The impacts of this early-season heatwave are likely to extend beyond health and have environmental implications. High temperatures are expected to accelerate snowmelt in these parts, including the mountains of Colorado where the snowpack levels are already lowest since 1981 due to the preceding warm winter, and the Sierra Nevada region in California, where although snowfall was average, the high heat is likely to drive rapid snowmelt. Early snowmelt in these parts can reduce water availability during the summer months, increasing the risk of water shortages, prolonging and intensifying dry seasons and increasing wildfire danger (Gergel et al., 2017; Uzun et al., 2021)
Key Messages
- Heatwaves are the deadliest type of extreme weather, with hundreds of thousands of people dying from heat-related causes each year. Extreme heat is most deadly earlier in the year, when people have not acclimated to the heat, and vulnerable people are exposed to high temperatures for the first time.
- Heatwaves as observed in March 2026 in Western North America are still rare events, even in today’s climate which has warmed by 1.3°C due to the burning of fossil fuels, with a return period of about 500 years. As this assessment partly includes forecast data, to prevent an overestimation of the extremeness of the event we use a return period of 100 years throughout the analysis.
- Observation-based data products show a strong increase in the likelihood and intensity of heat waves in the region, suggesting that such events have become about 4°C warmer as a best estimate, and that events as warm as in March 2026 would have been virtually impossible without human-induced climate change. Climate models strongly underestimate this observed trend but still show a significant increase in extreme heat. We combine models and observations, giving equal weight to both lines of evidence, and find an estimated increase in intensity of 2.6°C for such events, with an increase in likelihood of a factor of about 800. This means that without climate change it would have been virtually impossible for the event to occur.
- We also combine climate models and observation-based products in the same way to study changes in only the past 10 years, during which time the world has warmed by approximately 0.4°C. In this short time, we find an increase in intensity of such heat events by 0.8°C and an increase in likelihood of a factor of about 4.
- We also investigated changes in heat extremes at other times of year and across the region. We find that while increases are evident across all months, the most substantial warming signal for heat extremes in this region occurs in March. In this month, temperatures in the current climate are as much as 6°C higher in parts of the region than those observed under a baseline climate approximately 1.3°C cooler.

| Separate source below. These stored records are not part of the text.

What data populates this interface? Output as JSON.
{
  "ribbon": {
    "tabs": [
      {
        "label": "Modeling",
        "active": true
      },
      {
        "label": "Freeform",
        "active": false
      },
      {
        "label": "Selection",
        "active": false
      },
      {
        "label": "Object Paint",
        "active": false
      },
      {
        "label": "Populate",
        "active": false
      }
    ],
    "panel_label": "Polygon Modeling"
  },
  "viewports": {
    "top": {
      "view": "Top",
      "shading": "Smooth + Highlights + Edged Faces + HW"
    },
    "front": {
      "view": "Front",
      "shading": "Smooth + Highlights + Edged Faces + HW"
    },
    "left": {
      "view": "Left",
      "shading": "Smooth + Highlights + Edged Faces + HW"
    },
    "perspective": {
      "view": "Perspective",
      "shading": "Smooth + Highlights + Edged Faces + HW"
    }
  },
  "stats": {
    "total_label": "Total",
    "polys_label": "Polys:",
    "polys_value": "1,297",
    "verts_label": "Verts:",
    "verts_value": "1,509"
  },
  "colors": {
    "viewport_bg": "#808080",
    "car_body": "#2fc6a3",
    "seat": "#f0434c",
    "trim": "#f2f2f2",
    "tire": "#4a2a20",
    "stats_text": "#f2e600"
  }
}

An abundance of weather stations with long records across the region also show a majority of strongly increasing trends with warming, which provides an additional line of evidence to the findings from this analysis.
- Heat action plans that reduce heat-related deaths are increasingly being implemented across the region, which is encouraging. However, there remains an urgent need for an accelerated roll-out of heat action plans in light of increasing vulnerability driven by the intersecting trends of climate change and population ageing, paying also special attention to the mental health impacts of extreme heat (Stewart-Ruano et al., 2025). Cities are hot-spots for heat risk, so urban planning needs to focus on measures to reduce the urban heat island effect, such as increasing cooling green and blue spaces.